Research paper by Mieke M Carlier, Michaël M Noë, Jason A JA Roberts, Veronique V Stove, Alain G AG Verstraete, Jeffrey J Lipman, Jan J JJ De Waele

Indexed on: 12 Jun '14Published on: 12 Jun '14Published in: The Journal of antimicrobial chemotherapy



Abstract

To investigate the population pharmacokinetics of cefuroxime in critically ill patients.In this observational pharmacokinetic study, multiple blood samples were taken over one dosing interval of intravenous cefuroxime. Blood samples were analysed using a validated ultra HPLC tandem mass spectrometry technique. Population pharmacokinetic analysis and dosing simulations were performed using non-linear mixed-effects modelling.One hundred and sixty blood samples were collected from 20 patients. CL(CR) ranged between 10 and 304 mL/min. A two-compartment model with between-subject variability on CL, V of the central compartment and V of the peripheral compartment described the data adequately.

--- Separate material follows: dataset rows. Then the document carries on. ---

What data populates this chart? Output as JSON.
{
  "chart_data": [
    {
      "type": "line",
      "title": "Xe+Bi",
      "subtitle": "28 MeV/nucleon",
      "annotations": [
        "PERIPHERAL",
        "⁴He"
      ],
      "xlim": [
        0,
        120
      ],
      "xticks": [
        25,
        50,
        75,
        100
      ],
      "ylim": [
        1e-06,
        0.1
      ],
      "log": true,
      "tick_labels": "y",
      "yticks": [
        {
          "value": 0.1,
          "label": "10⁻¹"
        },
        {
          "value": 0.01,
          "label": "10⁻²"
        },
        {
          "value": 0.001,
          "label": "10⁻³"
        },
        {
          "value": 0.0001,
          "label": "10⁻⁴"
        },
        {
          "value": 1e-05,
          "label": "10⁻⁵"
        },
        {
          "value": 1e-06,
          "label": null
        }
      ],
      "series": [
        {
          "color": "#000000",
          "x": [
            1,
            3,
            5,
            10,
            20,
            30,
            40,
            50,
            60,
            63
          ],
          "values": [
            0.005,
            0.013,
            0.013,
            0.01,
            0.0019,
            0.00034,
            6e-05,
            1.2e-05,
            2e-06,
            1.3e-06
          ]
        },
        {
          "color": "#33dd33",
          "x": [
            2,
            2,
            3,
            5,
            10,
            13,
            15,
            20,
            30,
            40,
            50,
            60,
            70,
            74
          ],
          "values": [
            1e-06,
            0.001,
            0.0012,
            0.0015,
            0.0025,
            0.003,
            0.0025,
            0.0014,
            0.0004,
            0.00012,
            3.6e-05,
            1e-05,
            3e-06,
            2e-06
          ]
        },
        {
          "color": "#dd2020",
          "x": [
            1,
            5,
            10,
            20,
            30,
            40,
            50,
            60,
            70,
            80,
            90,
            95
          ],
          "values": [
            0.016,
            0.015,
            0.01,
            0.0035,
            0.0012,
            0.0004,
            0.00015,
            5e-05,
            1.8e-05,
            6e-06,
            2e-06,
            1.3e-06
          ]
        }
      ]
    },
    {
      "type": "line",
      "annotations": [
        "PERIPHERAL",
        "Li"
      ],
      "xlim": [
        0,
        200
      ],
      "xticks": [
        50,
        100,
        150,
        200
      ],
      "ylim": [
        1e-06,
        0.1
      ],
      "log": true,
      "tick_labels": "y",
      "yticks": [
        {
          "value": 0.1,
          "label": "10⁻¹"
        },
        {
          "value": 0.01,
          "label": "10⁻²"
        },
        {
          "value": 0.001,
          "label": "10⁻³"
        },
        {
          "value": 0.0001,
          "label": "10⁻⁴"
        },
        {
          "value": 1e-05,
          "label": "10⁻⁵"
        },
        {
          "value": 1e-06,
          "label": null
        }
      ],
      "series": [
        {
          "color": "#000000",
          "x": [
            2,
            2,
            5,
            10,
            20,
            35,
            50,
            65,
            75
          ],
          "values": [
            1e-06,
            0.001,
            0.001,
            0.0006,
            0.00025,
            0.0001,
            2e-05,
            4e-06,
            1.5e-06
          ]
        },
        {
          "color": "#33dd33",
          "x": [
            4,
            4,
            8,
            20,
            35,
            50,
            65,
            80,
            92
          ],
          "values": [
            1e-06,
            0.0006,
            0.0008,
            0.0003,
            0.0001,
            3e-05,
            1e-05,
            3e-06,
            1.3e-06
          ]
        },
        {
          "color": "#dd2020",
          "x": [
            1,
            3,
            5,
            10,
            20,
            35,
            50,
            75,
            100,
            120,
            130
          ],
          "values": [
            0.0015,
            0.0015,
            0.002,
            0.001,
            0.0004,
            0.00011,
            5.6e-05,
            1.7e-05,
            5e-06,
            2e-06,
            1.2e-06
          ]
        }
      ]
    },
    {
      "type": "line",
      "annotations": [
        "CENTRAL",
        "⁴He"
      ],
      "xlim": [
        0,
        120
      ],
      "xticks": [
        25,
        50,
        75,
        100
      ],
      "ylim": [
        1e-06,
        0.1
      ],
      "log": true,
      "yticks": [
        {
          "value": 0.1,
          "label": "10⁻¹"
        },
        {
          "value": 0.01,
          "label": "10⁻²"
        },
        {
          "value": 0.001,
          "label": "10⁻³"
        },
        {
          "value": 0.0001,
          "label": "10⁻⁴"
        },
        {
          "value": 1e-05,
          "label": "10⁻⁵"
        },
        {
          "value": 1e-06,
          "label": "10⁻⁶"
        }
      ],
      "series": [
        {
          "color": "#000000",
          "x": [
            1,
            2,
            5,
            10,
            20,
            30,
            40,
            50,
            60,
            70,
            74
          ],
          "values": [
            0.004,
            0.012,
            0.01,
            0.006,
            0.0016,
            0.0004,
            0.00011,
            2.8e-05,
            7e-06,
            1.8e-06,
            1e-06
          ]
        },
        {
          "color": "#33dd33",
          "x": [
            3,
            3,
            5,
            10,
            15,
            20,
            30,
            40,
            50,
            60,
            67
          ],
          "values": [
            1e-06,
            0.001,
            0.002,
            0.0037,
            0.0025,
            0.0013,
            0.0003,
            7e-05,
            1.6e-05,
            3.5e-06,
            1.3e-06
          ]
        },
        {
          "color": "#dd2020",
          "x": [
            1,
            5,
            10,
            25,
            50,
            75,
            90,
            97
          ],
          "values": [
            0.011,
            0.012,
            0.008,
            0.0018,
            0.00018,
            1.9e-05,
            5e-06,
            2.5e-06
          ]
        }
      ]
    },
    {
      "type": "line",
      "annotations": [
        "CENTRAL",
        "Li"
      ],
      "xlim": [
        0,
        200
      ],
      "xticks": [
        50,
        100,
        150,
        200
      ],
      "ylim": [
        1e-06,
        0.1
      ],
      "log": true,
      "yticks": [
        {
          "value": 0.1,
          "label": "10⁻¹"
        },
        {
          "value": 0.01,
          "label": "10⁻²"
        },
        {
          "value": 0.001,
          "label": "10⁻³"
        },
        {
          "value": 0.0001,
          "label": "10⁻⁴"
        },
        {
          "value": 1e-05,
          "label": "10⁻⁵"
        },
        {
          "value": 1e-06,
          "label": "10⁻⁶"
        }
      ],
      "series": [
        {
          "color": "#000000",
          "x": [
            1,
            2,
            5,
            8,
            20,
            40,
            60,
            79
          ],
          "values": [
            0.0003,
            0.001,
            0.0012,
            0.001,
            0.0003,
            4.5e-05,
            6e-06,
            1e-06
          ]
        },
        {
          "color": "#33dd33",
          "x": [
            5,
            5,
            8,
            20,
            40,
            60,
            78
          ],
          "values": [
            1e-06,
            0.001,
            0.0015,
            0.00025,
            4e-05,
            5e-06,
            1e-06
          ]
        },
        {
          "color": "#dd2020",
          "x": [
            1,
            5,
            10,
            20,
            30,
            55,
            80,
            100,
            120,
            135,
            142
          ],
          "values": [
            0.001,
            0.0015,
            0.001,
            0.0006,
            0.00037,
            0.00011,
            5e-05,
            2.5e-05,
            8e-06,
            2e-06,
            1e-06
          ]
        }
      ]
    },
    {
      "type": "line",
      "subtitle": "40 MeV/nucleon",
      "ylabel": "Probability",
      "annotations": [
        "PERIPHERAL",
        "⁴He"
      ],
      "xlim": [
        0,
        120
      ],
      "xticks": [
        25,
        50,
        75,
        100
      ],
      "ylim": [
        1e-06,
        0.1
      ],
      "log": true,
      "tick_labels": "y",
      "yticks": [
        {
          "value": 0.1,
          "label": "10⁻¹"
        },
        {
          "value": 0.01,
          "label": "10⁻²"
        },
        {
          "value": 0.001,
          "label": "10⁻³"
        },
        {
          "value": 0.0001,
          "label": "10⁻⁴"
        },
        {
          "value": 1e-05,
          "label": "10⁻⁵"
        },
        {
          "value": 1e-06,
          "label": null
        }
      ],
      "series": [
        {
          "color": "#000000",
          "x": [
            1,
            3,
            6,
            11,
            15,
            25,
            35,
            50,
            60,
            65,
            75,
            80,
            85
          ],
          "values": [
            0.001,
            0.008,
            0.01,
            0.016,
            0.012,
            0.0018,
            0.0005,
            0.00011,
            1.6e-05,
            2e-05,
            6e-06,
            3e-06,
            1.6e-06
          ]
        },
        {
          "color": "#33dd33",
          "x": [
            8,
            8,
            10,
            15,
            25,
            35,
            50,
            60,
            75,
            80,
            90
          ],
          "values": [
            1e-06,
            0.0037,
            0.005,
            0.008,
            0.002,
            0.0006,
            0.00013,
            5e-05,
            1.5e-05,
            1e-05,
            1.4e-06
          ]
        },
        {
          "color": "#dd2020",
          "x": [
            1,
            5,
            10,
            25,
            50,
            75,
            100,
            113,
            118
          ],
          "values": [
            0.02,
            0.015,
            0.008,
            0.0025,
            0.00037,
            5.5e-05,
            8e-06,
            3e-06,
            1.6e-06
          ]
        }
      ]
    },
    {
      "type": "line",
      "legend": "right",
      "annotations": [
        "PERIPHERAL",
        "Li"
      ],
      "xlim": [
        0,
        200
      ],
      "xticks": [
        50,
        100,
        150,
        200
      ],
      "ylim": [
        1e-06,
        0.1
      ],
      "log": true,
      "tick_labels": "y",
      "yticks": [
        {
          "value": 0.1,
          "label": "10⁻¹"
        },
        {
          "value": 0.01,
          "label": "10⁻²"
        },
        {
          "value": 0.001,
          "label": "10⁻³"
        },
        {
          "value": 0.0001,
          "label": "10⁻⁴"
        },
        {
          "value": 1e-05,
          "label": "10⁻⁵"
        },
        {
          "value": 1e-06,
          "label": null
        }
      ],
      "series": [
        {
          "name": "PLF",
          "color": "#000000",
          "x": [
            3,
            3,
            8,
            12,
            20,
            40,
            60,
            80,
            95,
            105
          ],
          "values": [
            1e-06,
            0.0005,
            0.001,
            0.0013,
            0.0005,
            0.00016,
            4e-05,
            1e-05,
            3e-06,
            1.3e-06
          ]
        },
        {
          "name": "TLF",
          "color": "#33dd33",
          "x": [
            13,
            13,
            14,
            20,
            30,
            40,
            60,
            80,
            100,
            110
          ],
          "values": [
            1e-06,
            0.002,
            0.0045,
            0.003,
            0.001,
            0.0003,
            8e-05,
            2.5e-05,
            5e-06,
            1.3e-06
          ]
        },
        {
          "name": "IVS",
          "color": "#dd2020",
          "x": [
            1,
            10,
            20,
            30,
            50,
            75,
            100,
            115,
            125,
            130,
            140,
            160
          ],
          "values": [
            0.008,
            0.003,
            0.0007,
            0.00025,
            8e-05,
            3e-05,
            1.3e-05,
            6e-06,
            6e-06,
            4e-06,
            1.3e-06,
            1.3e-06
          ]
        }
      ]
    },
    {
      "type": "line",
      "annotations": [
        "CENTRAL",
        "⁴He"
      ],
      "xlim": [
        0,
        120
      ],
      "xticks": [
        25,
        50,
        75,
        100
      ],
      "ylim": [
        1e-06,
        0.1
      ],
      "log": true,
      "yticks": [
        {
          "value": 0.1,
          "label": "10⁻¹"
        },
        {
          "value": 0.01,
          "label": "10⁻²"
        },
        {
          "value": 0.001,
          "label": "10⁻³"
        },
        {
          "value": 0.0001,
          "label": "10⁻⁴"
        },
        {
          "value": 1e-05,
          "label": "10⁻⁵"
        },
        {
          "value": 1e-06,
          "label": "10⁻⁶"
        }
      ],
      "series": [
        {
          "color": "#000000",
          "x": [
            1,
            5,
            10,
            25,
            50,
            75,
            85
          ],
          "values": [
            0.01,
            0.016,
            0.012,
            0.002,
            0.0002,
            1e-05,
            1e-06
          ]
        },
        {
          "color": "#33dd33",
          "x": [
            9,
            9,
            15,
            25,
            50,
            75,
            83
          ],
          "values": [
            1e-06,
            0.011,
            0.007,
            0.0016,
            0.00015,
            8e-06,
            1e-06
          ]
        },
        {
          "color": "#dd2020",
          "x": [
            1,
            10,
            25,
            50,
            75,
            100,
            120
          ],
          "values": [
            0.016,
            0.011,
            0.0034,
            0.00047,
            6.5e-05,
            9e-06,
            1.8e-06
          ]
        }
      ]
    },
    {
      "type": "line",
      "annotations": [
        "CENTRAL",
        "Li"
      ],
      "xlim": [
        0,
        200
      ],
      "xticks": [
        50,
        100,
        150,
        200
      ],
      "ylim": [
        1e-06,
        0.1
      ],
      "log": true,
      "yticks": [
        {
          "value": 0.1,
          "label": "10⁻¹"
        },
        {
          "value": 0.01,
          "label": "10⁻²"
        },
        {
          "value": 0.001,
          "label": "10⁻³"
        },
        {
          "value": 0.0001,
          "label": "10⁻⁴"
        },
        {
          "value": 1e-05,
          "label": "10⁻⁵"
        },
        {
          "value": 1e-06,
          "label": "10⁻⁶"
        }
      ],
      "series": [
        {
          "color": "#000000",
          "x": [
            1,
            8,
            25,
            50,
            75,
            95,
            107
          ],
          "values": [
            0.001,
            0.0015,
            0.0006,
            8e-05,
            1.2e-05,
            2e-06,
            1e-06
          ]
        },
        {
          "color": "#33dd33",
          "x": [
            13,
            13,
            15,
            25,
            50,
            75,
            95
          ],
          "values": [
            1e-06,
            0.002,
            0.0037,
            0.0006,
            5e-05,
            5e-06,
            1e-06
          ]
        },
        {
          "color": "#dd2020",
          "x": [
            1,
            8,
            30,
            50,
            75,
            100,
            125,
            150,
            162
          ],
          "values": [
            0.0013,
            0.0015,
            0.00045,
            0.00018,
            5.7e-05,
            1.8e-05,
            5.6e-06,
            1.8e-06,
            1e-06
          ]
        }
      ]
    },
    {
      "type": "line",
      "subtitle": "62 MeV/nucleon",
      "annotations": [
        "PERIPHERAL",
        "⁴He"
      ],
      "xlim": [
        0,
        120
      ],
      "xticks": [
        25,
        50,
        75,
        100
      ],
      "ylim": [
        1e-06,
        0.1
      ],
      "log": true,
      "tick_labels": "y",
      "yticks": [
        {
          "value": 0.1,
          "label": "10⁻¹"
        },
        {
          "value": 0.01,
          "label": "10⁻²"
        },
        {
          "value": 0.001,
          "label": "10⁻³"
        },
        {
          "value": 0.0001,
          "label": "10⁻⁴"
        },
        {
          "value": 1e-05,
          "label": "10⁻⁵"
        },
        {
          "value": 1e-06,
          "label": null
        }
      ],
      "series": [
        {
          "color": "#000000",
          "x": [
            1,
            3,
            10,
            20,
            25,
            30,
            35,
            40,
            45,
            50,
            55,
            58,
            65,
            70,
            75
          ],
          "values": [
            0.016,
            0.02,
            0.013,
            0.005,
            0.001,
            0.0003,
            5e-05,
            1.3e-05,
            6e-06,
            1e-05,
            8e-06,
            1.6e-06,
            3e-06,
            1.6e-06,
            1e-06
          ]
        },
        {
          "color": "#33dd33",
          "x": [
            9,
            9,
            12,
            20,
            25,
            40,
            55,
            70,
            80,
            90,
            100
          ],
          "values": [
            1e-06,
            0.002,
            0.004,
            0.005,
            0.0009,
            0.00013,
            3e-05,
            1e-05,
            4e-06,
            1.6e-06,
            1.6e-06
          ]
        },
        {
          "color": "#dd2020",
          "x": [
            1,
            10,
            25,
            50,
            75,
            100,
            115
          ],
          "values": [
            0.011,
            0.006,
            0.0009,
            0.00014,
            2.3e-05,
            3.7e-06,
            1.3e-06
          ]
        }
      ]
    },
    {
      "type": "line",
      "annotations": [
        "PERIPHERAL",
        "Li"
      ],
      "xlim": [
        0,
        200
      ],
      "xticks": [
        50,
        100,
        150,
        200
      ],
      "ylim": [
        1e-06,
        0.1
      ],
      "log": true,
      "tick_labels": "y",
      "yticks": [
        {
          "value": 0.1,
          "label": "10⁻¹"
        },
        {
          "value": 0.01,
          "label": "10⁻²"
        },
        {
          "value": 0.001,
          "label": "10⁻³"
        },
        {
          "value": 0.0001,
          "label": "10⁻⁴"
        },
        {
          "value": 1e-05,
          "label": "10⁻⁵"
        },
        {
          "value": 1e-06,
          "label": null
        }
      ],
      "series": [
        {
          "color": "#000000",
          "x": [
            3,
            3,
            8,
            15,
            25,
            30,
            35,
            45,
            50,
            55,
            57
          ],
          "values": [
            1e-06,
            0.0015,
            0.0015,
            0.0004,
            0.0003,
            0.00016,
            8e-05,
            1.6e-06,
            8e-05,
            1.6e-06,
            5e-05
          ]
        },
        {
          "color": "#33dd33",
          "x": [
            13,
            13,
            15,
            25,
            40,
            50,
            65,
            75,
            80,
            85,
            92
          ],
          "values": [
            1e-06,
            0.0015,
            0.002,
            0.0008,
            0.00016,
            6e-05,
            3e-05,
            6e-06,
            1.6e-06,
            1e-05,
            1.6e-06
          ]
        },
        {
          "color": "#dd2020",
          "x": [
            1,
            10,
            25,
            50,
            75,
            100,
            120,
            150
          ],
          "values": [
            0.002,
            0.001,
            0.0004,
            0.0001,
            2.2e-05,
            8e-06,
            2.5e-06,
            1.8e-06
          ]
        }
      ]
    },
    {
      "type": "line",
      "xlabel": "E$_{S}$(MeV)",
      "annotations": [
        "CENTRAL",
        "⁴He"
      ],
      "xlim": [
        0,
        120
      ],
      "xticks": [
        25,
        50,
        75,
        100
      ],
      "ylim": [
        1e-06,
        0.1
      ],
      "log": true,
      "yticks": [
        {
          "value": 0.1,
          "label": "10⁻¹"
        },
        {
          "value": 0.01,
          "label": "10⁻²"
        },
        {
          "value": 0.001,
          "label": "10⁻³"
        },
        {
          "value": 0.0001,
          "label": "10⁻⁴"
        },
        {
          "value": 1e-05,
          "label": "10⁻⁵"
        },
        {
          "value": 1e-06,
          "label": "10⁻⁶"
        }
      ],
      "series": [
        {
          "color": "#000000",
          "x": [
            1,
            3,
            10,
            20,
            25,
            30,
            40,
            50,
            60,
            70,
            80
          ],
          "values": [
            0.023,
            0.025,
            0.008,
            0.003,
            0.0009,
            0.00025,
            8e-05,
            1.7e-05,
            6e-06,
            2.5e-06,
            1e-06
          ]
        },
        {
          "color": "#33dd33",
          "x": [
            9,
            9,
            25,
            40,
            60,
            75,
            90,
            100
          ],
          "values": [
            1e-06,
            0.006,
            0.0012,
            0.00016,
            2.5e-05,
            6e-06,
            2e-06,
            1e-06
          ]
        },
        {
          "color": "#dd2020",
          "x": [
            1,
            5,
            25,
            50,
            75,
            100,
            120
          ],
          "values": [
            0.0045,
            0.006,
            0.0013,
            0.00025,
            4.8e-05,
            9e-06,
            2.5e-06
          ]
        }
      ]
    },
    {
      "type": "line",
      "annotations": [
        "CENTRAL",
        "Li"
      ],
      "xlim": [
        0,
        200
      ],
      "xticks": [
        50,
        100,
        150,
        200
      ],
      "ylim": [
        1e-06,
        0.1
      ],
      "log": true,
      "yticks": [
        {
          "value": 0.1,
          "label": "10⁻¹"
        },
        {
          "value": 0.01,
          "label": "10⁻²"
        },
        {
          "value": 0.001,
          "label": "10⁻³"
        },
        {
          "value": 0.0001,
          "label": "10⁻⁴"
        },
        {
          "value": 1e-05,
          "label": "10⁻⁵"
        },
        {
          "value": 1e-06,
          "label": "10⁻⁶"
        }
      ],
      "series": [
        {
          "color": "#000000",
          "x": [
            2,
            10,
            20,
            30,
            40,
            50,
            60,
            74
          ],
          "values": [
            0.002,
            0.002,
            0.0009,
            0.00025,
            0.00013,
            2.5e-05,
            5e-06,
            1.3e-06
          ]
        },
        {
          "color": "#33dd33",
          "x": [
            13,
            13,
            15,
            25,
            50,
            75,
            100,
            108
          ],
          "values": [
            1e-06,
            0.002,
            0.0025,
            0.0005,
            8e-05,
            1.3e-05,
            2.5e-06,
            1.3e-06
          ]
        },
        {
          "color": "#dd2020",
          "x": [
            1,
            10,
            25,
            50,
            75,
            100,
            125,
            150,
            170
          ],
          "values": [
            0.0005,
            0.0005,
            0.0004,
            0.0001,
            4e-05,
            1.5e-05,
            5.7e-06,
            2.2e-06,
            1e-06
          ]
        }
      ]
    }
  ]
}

Twenty-four hour urinary CL(CR) was supported as a descriptor of drug CL. The population model for CL was CL = θ(1) × CL(CR)/100, where θ(1) is the typical cefuroxime CL in the population, which is 9.0 L/h. The mean V was 22.5 L. Dosing simulations showed failure to achieve the pharmacokinetic/pharmacodynamic target of 65% fT(>MIC) for an MIC of 8 mg/L with standard dosing regimens for patients with CL(CR) ≥50 mL/min.Administration of standard doses by intermittent bolus is likely to result in underdosing for many critically ill patients. Continuous infusion of higher than normal doses after a loading dose is more likely to achieve pharmacokinetic/pharmacodynamic targets. However, even continuous infusion of high doses (up to 9 g per day) does not guarantee adequate levels for all patients with a CL(CR) of ≥300 mL/min if the MIC is 8 mg/L.